Des lettres présidentielles de missions aux Ministres comoriens
La démarche du Président Ikililou est bien nouvelle aux Comores. Mais, qui dit démarche nouvelle ne veut pas dire forcement gage de résultats positifs, très attendus à l'heure par les comoriens et les comoriennes. D'autant plus que l'on ne s'attendait pas à de la méthodologie de gouvernance par notifications publiques, faites aux acteurs nommés d'un gouvernement. En son sein, cela pouvait se concevoir avec toute la collaboration et interactions naturelles et qu'aux rendez-vous périodiques officiels avec un peuple, les objectifs atteints et les non atteints lui soient rappelés pour mémoire et pour nécessité de mesure désormais.
En apparence donc, ceci comme recette de gouvernement a une silhouette de gérance de firme que d'un Etat.

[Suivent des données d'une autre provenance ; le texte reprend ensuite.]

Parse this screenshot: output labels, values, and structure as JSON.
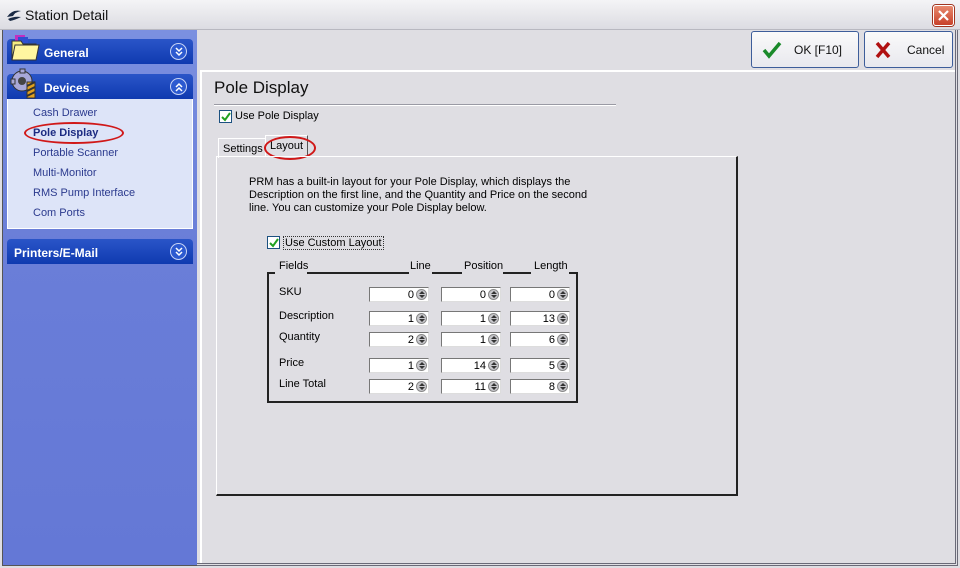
{
  "window": {
    "title": "Station Detail",
    "close_icon": "close-icon"
  },
  "sidebar": {
    "groups": [
      {
        "label": "General",
        "icon": "folder-icon",
        "expanded": false
      },
      {
        "label": "Devices",
        "icon": "gear-device-icon",
        "expanded": true,
        "items": [
          {
            "label": "Cash Drawer",
            "active": false
          },
          {
            "label": "Pole Display",
            "active": true
          },
          {
            "label": "Portable Scanner",
            "active": false
          },
          {
            "label": "Multi-Monitor",
            "active": false
          },
          {
            "label": "RMS Pump Interface",
            "active": false
          },
          {
            "label": "Com Ports",
            "active": false
          }
        ]
      },
      {
        "label": "Printers/E-Mail",
        "expanded": false
      }
    ]
  },
  "toolbar": {
    "ok_label": "OK [F10]",
    "cancel_label": "Cancel"
  },
  "page": {
    "title": "Pole Display",
    "use_pole_display": {
      "label": "Use Pole Display",
      "checked": true
    },
    "tabs": [
      {
        "label": "Settings",
        "active": false
      },
      {
        "label": "Layout",
        "active": true
      }
    ],
    "description": "PRM has a built-in layout for your Pole Display, which displays the Description on the first line, and the Quantity and Price on the second line.  You can customize your Pole Display below.",
    "use_custom_layout": {
      "label": "Use Custom Layout",
      "checked": true
    },
    "layout_table": {
      "headers": {
        "fields": "Fields",
        "line": "Line",
        "position": "Position",
        "length": "Length"
      },
      "rows": [
        {
          "field": "SKU",
          "line": "0",
          "position": "0",
          "length": "0"
        },
        {
          "field": "Description",
          "line": "1",
          "position": "1",
          "length": "13"
        },
        {
          "field": "Quantity",
          "line": "2",
          "position": "1",
          "length": "6"
        },
        {
          "field": "Price",
          "line": "1",
          "position": "14",
          "length": "5"
        },
        {
          "field": "Line Total",
          "line": "2",
          "position": "11",
          "length": "8"
        }
      ]
    }
  },
  "colors": {
    "sidebar_bg": "#6478d6",
    "group_header": "#1a45bc",
    "highlight_ellipse": "#d01818",
    "window_bg": "#dfdee3"
  }
}
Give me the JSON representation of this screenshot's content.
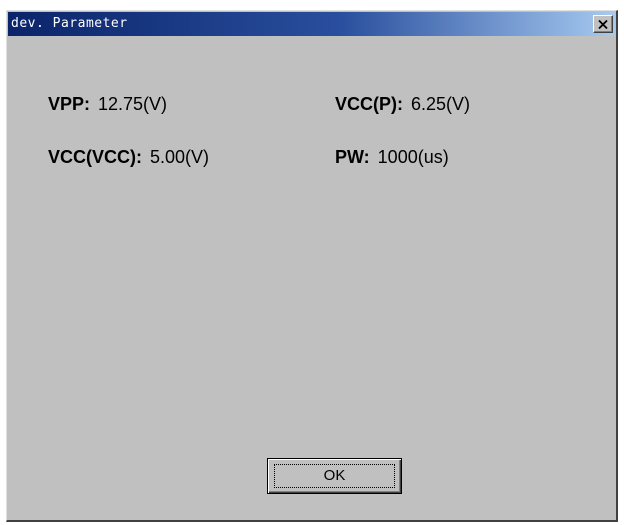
{
  "window": {
    "title": "dev. Parameter"
  },
  "title_bar": {
    "close_icon": "close-x-icon"
  },
  "parameters": {
    "vpp": {
      "label": "VPP:",
      "value": "12.75(V)"
    },
    "vcc_p": {
      "label": "VCC(P):",
      "value": "6.25(V)"
    },
    "vcc_vcc": {
      "label": "VCC(VCC):",
      "value": "5.00(V)"
    },
    "pw": {
      "label": "PW:",
      "value": "1000(us)"
    }
  },
  "buttons": {
    "ok_label": "OK"
  },
  "colors": {
    "dialog_face": "#c0c0c0",
    "titlebar_start": "#0a246a",
    "titlebar_end": "#a6caf0",
    "title_text": "#ffffff"
  }
}
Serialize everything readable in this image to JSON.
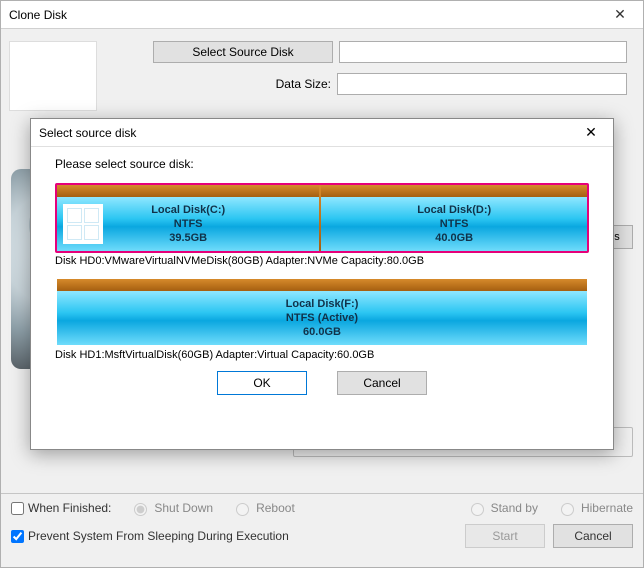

Il n'y manque qu'une notion de chiffre d'affaire à atteindre. Et pourtant, chez des futés et avertis, en matière de gouvernance d'un Etat, il y a certes des objectifs mais pas de la même nature que ceux du privé chiffrables principalement. En Etat gouverné, il y a plus de coactions dans la cohérence et dans une dynamique d'ensemble susceptible d'aléas.
Une telle attitude alors, sinon entrée d'un nouveau pouvoir confirme bien un pré-sentiment déjà exprimé : Une tentative de dernière heure de rattrapage, par collecte de fragments d'idées pour un livret-programme tardif de gouvernement. Les circonstances sociétales, ignorées par le précédent pouvoir, qui ont conduit au nouveau contexte mondial dans lequel nous y sommes pleinement, y ont contribué pour un traumatisme de la prétention. Entre rêve en effet et réalité, il y a parfois quelque chose comme la thèse et l'antithèse.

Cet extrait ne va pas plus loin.